Desert Solitaire: A Season in the Wilderness by Edward Abbey
Published in 1968, Desert Solitaire narrates in journal-style Edward Abbey's trio of summers in the desert surrounding Moab in southeastern Utah. Although he was there during the mid-twentieth-century, before the Department of the Interior had commercialized and touristized Arches National Park's 33,000 acres quite to its current condition, Abbey is close to prophetically critical about rape of the land by government and industry in order to accommodate outsiders and garner profits, actions that began to ruin it as habitat for native species. In other ways, the author chronicles with no apparent sense of shame his own complicity in ruining the land by littering, in violating animal creatures who depend upon it for sanctuary.

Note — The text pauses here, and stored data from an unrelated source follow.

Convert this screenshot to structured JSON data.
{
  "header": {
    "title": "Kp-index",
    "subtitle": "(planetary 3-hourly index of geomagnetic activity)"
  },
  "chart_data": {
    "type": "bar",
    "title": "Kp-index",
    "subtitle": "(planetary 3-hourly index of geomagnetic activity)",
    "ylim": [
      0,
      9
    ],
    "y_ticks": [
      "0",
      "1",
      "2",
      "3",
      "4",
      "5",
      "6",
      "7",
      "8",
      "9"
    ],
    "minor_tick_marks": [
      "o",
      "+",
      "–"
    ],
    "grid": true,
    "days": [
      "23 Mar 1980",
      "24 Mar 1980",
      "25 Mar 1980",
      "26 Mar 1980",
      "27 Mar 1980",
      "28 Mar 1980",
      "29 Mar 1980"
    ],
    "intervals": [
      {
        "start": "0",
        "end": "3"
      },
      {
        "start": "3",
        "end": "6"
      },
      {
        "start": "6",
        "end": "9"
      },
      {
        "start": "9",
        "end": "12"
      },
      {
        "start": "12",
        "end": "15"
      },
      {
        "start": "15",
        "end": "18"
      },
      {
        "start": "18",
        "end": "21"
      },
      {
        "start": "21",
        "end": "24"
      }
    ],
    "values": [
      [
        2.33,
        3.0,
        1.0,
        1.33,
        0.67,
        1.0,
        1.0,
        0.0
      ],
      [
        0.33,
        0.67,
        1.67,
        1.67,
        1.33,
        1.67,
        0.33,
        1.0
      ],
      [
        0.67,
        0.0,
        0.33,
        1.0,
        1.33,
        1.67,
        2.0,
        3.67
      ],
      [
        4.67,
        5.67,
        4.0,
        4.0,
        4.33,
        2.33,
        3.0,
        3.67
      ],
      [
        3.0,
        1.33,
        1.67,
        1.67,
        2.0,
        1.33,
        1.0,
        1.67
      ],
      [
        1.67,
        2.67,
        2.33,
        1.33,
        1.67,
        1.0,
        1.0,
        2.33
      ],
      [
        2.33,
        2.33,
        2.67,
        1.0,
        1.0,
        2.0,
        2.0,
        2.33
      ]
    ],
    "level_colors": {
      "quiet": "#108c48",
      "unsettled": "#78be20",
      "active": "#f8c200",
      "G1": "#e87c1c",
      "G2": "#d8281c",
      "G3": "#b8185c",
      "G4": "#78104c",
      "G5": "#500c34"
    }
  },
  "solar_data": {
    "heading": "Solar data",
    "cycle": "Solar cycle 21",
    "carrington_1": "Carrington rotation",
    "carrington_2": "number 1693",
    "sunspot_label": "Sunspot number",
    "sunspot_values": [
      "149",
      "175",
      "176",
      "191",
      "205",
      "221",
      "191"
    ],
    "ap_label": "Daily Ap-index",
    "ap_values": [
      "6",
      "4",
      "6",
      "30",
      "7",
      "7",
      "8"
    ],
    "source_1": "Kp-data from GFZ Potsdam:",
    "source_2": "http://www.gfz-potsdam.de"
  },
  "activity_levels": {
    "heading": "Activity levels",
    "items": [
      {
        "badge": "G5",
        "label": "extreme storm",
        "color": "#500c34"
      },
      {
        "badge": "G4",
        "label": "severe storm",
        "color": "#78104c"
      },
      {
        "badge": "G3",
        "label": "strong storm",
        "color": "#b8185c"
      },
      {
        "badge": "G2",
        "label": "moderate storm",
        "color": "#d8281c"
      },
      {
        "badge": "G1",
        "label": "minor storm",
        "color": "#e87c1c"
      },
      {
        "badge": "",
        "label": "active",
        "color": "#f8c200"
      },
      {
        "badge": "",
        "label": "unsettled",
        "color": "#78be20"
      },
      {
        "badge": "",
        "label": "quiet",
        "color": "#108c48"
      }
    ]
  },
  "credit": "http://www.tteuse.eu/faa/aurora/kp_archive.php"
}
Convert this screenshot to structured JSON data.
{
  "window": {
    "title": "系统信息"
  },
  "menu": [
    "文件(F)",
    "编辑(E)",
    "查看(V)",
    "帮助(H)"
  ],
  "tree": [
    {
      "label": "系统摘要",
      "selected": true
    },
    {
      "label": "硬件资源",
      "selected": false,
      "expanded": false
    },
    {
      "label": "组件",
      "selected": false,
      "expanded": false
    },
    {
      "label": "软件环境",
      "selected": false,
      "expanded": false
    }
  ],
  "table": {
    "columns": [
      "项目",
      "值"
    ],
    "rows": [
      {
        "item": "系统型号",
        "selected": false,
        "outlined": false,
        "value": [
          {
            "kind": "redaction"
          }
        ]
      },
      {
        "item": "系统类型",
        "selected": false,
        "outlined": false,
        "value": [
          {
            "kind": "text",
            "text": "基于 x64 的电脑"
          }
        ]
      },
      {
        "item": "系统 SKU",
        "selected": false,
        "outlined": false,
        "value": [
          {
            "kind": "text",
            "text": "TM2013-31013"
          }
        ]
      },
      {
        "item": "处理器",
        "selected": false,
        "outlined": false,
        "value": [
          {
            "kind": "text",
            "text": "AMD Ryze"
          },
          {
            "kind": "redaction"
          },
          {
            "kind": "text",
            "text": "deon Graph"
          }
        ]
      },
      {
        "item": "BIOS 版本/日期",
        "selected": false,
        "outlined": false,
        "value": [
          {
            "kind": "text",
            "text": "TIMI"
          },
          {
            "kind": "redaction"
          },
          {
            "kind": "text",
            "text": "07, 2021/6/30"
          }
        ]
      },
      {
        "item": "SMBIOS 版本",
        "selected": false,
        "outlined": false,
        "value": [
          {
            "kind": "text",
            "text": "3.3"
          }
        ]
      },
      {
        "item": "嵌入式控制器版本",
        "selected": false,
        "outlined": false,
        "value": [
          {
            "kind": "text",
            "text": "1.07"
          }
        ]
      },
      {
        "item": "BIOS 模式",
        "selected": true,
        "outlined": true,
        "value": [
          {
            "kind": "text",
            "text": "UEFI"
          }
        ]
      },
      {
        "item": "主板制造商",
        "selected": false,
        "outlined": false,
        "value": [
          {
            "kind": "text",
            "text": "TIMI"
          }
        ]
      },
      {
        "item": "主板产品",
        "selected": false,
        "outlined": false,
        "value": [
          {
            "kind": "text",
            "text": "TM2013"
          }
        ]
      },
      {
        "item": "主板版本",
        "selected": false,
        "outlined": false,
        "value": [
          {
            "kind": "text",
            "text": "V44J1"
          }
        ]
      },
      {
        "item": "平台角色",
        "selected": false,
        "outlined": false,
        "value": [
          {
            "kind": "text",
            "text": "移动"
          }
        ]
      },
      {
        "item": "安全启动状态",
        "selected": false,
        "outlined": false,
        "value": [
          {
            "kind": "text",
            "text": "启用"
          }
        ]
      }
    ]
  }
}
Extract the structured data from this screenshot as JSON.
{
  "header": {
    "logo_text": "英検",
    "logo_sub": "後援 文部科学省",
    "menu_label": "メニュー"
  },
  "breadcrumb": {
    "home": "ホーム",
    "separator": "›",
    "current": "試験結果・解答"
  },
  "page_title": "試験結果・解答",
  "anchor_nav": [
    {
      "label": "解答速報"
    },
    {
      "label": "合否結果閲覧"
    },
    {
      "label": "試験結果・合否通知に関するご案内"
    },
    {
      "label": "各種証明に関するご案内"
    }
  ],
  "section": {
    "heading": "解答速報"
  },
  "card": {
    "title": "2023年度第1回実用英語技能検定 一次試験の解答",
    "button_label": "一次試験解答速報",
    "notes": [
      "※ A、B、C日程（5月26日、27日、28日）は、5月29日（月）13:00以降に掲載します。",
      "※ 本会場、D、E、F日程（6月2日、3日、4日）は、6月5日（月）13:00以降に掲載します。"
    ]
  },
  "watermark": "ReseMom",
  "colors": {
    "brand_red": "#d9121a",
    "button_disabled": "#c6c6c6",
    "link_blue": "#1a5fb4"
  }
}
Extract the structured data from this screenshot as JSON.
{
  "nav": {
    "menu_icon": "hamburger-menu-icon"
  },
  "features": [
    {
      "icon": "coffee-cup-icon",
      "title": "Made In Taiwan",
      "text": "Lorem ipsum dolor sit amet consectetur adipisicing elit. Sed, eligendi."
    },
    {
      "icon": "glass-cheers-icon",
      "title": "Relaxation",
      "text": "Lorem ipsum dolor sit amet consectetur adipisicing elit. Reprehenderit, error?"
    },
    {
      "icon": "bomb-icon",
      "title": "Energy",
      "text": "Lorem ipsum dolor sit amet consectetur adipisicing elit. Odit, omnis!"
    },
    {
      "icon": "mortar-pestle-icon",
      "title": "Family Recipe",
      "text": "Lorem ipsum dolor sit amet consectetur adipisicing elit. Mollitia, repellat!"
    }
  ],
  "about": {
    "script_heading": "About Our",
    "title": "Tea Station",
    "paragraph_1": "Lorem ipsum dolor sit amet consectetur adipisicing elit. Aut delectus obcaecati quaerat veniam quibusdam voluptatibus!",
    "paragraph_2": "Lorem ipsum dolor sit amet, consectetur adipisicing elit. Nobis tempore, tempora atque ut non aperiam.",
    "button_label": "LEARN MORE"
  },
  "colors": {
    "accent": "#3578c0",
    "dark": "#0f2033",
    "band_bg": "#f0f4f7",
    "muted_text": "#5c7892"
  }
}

I truly enjoyed how his clear, elaborate descriptions of the desert scape and its flora transported me back to countless times I've visited and loved Utah's (Arizona's and New Mexico's) desert spaces, though half as many words would have conveyed the flavor just as well without getting as plain boring as it sometimes did.
Apparently Desert Solitaire became somewhat of an undergrad / hippie cult essential (note the publication date). Although I'm happy to place it on my list of famous books I've read, and I found its reputation way overhyped, indeed it is "good in parts." The desert has been one of my own best healing places; it must be because "Love flowers best in openness and freedom."